Place the bread cubes on a cookie sheet, bake for 10 minutes on the top rack of your oven on 350 degrees. Add a little salt and olive oil but don't over season them. It will take away from the flavor of the soup.
When you are ready to serve, add the croutons and the cheese.


                                                                SOUPENDOUS!!!!


No rum tonight but I am sippin on some cherry wine from Cedarvale, a local winery.

Tuesday, February 7, 2012

Taco Tuesday

     Somehow we always end up eating tacos on Tuesday. I rarely plan it, it just happens. I have many variations of Mexican food for Taco Tuesday. Tonight we are goin a bit healthy with taco salads! Now I highly recommend a kitchen gadget you think you will never use, but when you do, you will thank me for taking up so much space in your cabinet. Behold, the fluted taco pan. This thing rocks! I have used it to make cookie bowls but it is made for a tortilla. Forget frying up a taco shell because it is bad for you and makes a mess. Who wants to clean up grease splatter on taco Tuesday? Just spray the pans with nonstick spray, and broil or bake til crispy.

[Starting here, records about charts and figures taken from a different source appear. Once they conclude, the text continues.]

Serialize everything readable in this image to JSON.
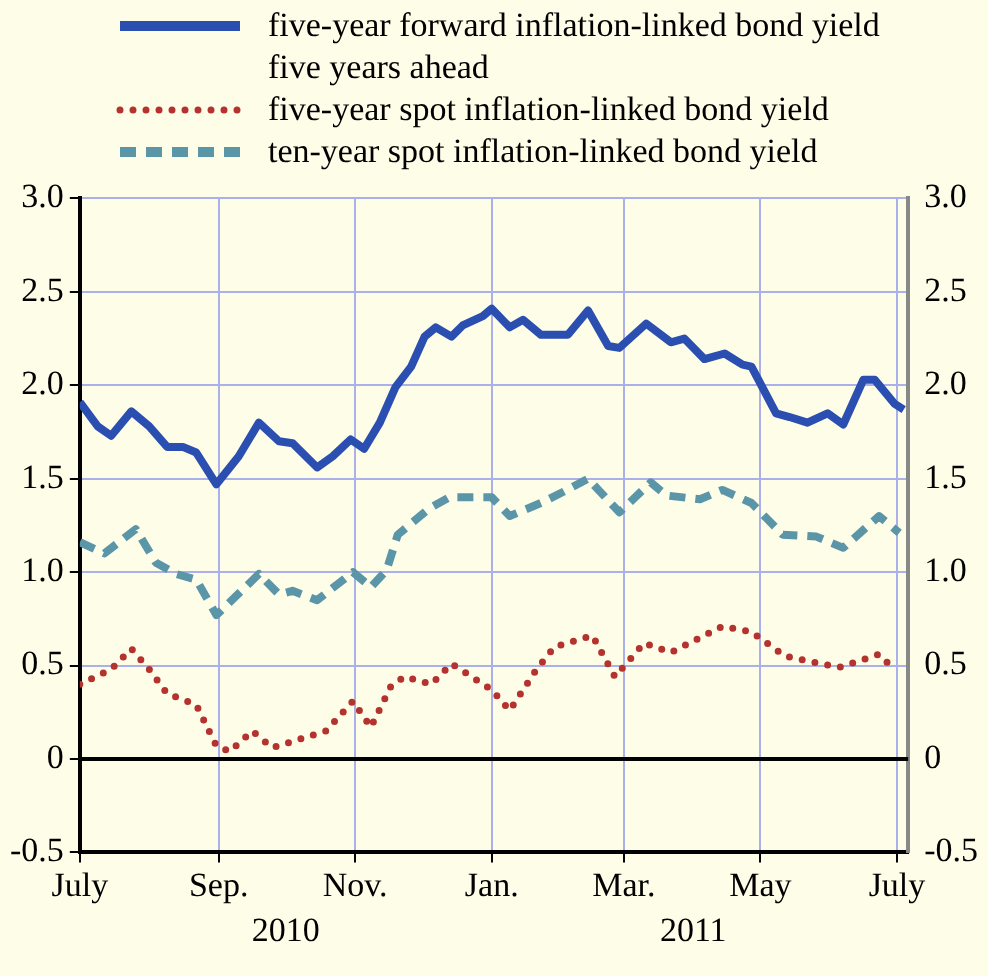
{
  "chart_data": {
    "type": "line",
    "xlim": [
      "2010-07-01",
      "2011-07-06"
    ],
    "xticks": [
      {
        "value": "2010-07-01",
        "label": "July"
      },
      {
        "value": "2010-09-01",
        "label": "Sep."
      },
      {
        "value": "2010-11-01",
        "label": "Nov."
      },
      {
        "value": "2011-01-01",
        "label": "Jan."
      },
      {
        "value": "2011-03-01",
        "label": "Mar."
      },
      {
        "value": "2011-05-01",
        "label": "May"
      },
      {
        "value": "2011-07-01",
        "label": "July"
      }
    ],
    "x2lim": [
      "2010-07-01",
      "2011-07-06"
    ],
    "x2ticks": [
      {
        "value": "2010-10-01",
        "label": "2010"
      },
      {
        "value": "2011-04-01",
        "label": "2011"
      }
    ],
    "ylim": [
      -0.5,
      3.0
    ],
    "yticks": [
      -0.5,
      0,
      {
        "value": 0.5,
        "label": "0.5"
      },
      {
        "value": 1,
        "label": "1.0"
      },
      {
        "value": 1.5,
        "label": "1.5"
      },
      {
        "value": 2,
        "label": "2.0"
      },
      {
        "value": 2.5,
        "label": "2.5"
      },
      {
        "value": 3,
        "label": "3.0"
      }
    ],
    "y2lim": [
      -0.5,
      3.0
    ],
    "y2ticks": [
      -0.5,
      0,
      {
        "value": 0.5,
        "label": "0.5"
      },
      {
        "value": 1,
        "label": "1.0"
      },
      {
        "value": 1.5,
        "label": "1.5"
      },
      {
        "value": 2,
        "label": "2.0"
      },
      {
        "value": 2.5,
        "label": "2.5"
      },
      {
        "value": 3,
        "label": "3.0"
      }
    ],
    "grid": true,
    "legend": "top left",
    "marker": "none",
    "ref_lines": [
      {
        "axis": "y",
        "value": 0,
        "color": "#000000"
      }
    ],
    "series": [
      {
        "name": "five-year forward inflation-linked bond yield\nfive years ahead",
        "color": "#2a4fb0",
        "line_style": "solid",
        "x": [
          "2010-07-01",
          "2010-07-09",
          "2010-07-15",
          "2010-07-24",
          "2010-08-01",
          "2010-08-09",
          "2010-08-16",
          "2010-08-22",
          "2010-08-31",
          "2010-09-10",
          "2010-09-19",
          "2010-09-28",
          "2010-10-04",
          "2010-10-15",
          "2010-10-22",
          "2010-10-30",
          "2010-11-05",
          "2010-11-12",
          "2010-11-19",
          "2010-11-26",
          "2010-12-02",
          "2010-12-07",
          "2010-12-14",
          "2010-12-19",
          "2010-12-28",
          "2011-01-01",
          "2011-01-09",
          "2011-01-15",
          "2011-01-23",
          "2011-02-04",
          "2011-02-13",
          "2011-02-22",
          "2011-02-27",
          "2011-03-11",
          "2011-03-22",
          "2011-03-28",
          "2011-04-06",
          "2011-04-15",
          "2011-04-23",
          "2011-04-27",
          "2011-05-08",
          "2011-05-14",
          "2011-05-22",
          "2011-05-31",
          "2011-06-07",
          "2011-06-16",
          "2011-06-21",
          "2011-06-30",
          "2011-07-04"
        ],
        "values": [
          1.91,
          1.78,
          1.73,
          1.86,
          1.78,
          1.67,
          1.67,
          1.64,
          1.47,
          1.62,
          1.8,
          1.7,
          1.69,
          1.56,
          1.62,
          1.71,
          1.66,
          1.8,
          1.99,
          2.1,
          2.26,
          2.31,
          2.26,
          2.32,
          2.37,
          2.41,
          2.31,
          2.35,
          2.27,
          2.27,
          2.4,
          2.21,
          2.2,
          2.33,
          2.23,
          2.25,
          2.14,
          2.17,
          2.11,
          2.1,
          1.85,
          1.83,
          1.8,
          1.85,
          1.79,
          2.03,
          2.03,
          1.9,
          1.87
        ]
      },
      {
        "name": "five-year spot inflation-linked bond yield",
        "color": "#b5332e",
        "line_style": "dotted",
        "x": [
          "2010-07-01",
          "2010-07-15",
          "2010-07-24",
          "2010-08-01",
          "2010-08-09",
          "2010-08-22",
          "2010-08-31",
          "2010-09-06",
          "2010-09-16",
          "2010-09-25",
          "2010-10-19",
          "2010-10-31",
          "2010-11-08",
          "2010-11-17",
          "2010-11-23",
          "2010-12-05",
          "2010-12-14",
          "2011-01-01",
          "2011-01-09",
          "2011-01-21",
          "2011-01-29",
          "2011-02-15",
          "2011-02-25",
          "2011-03-10",
          "2011-03-22",
          "2011-04-14",
          "2011-04-27",
          "2011-05-12",
          "2011-06-05",
          "2011-06-23",
          "2011-06-28"
        ],
        "values": [
          0.4,
          0.48,
          0.59,
          0.48,
          0.35,
          0.29,
          0.07,
          0.04,
          0.15,
          0.06,
          0.15,
          0.31,
          0.17,
          0.39,
          0.44,
          0.4,
          0.51,
          0.37,
          0.26,
          0.48,
          0.6,
          0.66,
          0.44,
          0.62,
          0.57,
          0.71,
          0.68,
          0.55,
          0.49,
          0.56,
          0.5
        ]
      },
      {
        "name": "ten-year spot inflation-linked bond yield",
        "color": "#5b95a8",
        "line_style": "dashed",
        "x": [
          "2010-07-01",
          "2010-07-12",
          "2010-07-26",
          "2010-08-04",
          "2010-08-13",
          "2010-08-22",
          "2010-08-31",
          "2010-09-19",
          "2010-09-28",
          "2010-10-04",
          "2010-10-15",
          "2010-10-31",
          "2010-11-08",
          "2010-11-15",
          "2010-11-20",
          "2010-12-04",
          "2010-12-13",
          "2011-01-01",
          "2011-01-09",
          "2011-01-23",
          "2011-02-02",
          "2011-02-13",
          "2011-02-27",
          "2011-03-13",
          "2011-03-20",
          "2011-04-04",
          "2011-04-14",
          "2011-04-27",
          "2011-05-11",
          "2011-05-26",
          "2011-06-07",
          "2011-06-23",
          "2011-07-02"
        ],
        "values": [
          1.16,
          1.1,
          1.23,
          1.05,
          0.99,
          0.96,
          0.77,
          0.99,
          0.88,
          0.9,
          0.85,
          1.0,
          0.92,
          1.01,
          1.2,
          1.34,
          1.4,
          1.4,
          1.3,
          1.37,
          1.43,
          1.5,
          1.32,
          1.48,
          1.41,
          1.39,
          1.44,
          1.37,
          1.2,
          1.19,
          1.13,
          1.3,
          1.21
        ]
      }
    ]
  }
}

     While you do that, brown your meat. Sometimes we do turkey. Tonight my meal is mooing. I saute a diced red onion and a pepper and add my meat. Drain that greasy gunk and put it back in the pan on the stove. Add a dash or 2 or 3 of Chipotle Tabasco because it's awesome. I also throw in some enchilada or taco sauce and some chili powder.  I dump in a can of drained and rinsed red kidney beans when I have them. Rob says "the beans add texture to the salad" and some after dinner music as well. You can put salsa in if you want. I don't.
     So when that is all done, it is assembly time. Take your shell out of the oven and remove from pan. Add some lettuce, the meat mixture, some fresh veggies such as avocado and tomato. I top it all off with a little shredded cheddar and some scallions to make it pretty. If you have some corn chips, you can add some on but not too much, now! It's a salad! It's supposed to be healthy! I added a little Greek yogurt on top of mine because it tastes like sour cream and is better for you. Rob prefers to drizzle a little bit of Ranch dressing on his. That is it, my friends. It is only Tuesday so you cannot drink a margarita with this!!!